Eight countries — including the U.S. — are now each reporting more than 1,000 cases of COVID-19, caused by the virus that has infected more than 120,000 people worldwide.

“In the past two weeks, the number of cases of COVID-19 outside China has increased 13-fold, and the number of affected countries has tripled,” Tedros said.

Noting the rising death toll from the respiratory virus, the WHO head said, “In the days and weeks ahead, we expect to see the number of cases, the number of deaths, and the number of affected countries climb even higher.”

A severe outbreak in Italy has now caused more than 630 deaths there, and the country’s case total continues to rise sharply. It’s now at 10,000 cases, second only to China. There are 9,000 cases in Iran, and more than 7,700 in South Korea.

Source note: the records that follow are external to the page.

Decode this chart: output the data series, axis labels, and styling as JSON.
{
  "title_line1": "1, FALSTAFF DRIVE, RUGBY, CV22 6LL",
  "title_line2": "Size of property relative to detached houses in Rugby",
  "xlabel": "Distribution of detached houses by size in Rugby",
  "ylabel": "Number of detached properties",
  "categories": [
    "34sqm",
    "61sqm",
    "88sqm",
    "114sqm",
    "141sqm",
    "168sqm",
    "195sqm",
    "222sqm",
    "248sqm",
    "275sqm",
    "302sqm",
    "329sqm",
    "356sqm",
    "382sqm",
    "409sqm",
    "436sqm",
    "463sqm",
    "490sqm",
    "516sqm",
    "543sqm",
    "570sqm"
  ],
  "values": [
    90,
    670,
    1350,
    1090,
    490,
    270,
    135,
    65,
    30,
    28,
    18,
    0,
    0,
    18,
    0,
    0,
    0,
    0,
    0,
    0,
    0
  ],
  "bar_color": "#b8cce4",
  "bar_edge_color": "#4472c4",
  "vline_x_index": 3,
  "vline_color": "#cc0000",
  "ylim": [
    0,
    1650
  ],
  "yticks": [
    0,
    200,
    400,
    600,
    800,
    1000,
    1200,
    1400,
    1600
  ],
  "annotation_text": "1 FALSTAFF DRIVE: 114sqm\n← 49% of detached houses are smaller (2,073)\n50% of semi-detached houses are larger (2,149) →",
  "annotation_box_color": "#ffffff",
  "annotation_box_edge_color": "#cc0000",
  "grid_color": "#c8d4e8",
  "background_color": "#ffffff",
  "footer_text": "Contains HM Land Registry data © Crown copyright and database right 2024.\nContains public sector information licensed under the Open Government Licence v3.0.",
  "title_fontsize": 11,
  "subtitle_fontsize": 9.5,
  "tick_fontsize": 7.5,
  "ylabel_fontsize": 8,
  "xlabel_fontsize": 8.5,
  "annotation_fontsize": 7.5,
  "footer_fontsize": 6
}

Those countries are all imposing drastic measures in an attempt to slow the spread of the COVID-19 illness, which has a higher fatality rate for elderly people and those with underlying health conditions.

“In the Americas, Honduras, Jamaica and Panama are all confirming coronavirus infections for the first time,” NPR’s Jason Beaubien reports. “Elsewhere Mongolia and Cyprus are also now reporting cases.”

The WHO declared the coronavirus outbreak a global health emergency in January, as cases surged in China, the epicenter of the outbreak.

As the outbreak has ballooned, so has speculation that the organization would raise its warnings about the virus to the highest level. But Tedros said WHO experts had determined that the scale of the coronavirus’s impact didn’t warrant the description. And he noted that declaring the outbreak a pandemic would raise the risk of a public panic.

Tedros and others had hoped the virus would be contained, citing data from China showing that the number of new cases there peaked in late January and early February.